Summary: Сеть биткоина преодолела порог эмиссии в 20 млн монет

Published: 1 month and 17 days ago
Based on article from CoinTelegraph

Bitcoin Nears Its Supply Cap: The 20 Million Milestone and Beyond

Bitcoin has reached a pivotal moment in its journey, with the 20 millionth coin successfully mined, marking a significant step towards its hard-capped supply limit. This milestone, achieved on March 9, 2026, at block 940,000, underscores the inherent scarcity of the digital asset and sets the stage for dramatic shifts in its market dynamics. With 95% of the total 21 million Bitcoins now in circulation, the focus intensifies on the remaining supply and its profound implications for the cryptocurrency's future.

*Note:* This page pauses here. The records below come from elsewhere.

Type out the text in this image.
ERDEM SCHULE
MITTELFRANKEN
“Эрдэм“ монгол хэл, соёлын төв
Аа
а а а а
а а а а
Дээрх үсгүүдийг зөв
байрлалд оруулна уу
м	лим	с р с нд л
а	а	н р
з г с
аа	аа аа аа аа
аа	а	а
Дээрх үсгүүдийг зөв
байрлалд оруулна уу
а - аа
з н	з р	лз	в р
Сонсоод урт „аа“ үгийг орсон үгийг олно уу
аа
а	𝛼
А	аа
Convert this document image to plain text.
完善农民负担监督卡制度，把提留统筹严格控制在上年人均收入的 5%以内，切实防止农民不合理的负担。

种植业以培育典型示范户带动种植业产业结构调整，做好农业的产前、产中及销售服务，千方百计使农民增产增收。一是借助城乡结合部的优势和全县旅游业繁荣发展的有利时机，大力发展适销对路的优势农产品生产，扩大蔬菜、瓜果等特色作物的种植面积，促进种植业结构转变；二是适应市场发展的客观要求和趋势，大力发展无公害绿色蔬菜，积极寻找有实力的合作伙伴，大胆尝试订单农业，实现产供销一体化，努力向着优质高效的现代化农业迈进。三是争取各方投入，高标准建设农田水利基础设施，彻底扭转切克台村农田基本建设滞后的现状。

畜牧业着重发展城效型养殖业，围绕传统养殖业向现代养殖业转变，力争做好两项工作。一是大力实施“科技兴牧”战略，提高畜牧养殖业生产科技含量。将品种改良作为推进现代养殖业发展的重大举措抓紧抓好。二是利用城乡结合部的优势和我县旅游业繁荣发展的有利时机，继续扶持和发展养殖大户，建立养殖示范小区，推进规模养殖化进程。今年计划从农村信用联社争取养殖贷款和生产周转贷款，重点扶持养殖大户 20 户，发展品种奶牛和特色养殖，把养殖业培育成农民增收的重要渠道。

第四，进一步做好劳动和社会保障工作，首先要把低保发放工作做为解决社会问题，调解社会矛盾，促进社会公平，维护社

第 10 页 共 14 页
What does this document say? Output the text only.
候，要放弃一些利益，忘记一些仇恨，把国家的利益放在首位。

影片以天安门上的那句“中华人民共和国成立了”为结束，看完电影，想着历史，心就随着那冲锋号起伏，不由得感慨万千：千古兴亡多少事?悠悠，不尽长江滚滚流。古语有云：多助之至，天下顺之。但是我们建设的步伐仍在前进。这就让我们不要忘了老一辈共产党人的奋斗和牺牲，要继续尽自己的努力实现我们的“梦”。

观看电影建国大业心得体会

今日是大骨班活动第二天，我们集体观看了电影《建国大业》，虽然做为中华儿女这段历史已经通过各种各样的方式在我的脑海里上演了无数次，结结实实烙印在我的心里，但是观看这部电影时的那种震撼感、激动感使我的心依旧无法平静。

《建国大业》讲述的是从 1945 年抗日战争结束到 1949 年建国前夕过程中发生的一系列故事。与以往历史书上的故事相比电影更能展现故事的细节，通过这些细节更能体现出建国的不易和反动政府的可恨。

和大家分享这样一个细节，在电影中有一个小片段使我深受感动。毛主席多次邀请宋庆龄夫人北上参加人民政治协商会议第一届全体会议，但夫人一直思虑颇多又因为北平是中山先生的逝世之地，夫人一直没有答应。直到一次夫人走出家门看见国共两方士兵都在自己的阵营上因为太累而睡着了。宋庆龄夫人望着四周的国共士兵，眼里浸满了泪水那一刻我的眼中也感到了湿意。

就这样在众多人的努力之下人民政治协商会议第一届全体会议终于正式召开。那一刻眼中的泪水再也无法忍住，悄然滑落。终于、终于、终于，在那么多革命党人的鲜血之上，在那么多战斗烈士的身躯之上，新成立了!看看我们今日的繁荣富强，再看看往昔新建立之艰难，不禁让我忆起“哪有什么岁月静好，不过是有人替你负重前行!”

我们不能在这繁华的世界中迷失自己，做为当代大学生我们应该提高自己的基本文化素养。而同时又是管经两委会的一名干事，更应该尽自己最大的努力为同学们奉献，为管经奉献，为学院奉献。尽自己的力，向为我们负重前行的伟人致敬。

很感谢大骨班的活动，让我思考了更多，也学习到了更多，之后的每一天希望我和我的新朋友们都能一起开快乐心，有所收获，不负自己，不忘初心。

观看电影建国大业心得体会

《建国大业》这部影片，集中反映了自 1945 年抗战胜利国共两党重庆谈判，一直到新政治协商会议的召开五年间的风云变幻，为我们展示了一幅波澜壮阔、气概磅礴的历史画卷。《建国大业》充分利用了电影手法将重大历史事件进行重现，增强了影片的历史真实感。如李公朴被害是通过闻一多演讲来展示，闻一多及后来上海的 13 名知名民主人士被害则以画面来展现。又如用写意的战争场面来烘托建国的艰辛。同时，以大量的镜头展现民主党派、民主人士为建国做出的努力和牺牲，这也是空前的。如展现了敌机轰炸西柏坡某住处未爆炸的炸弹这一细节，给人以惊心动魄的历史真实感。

The Long Road to 21 Million

Despite 20 million Bitcoins already being mined, the journey to the final 21 million is projected to span over a century. The remaining 1 million BTC will be distributed among network participants over the next 114 years, with the full emission expected around 2140. This paradox is due to Bitcoin's halving mechanism, which automatically reduces the daily generation of new coins by half approximately every four years. Currently, around 450 new coins are generated daily, a figure that will continue to diminish, ensuring a gradual and predictable release of the remaining supply.

Impending Supply Shock

Experts are increasingly warning of an impending "supply shock" in the Bitcoin market, predicted to occur between 2026 and 2028. This isn't merely a consequence of nearing the 21 million cap, but rather a sharp reduction in available coins coinciding with relentlessly growing demand. Key factors driving this scarcity include aggressive accumulation through spot ETFs and direct purchases by state treasuries. The effect is further amplified by the actions of long-term holders who keep their assets off exchanges, and the natural loss of access to older wallets, effectively removing Bitcoins from active circulation permanently. This confluence of shrinking accessible supply and escalating demand is expected to create a severe liquidity deficit, potentially leading to significant price volatility.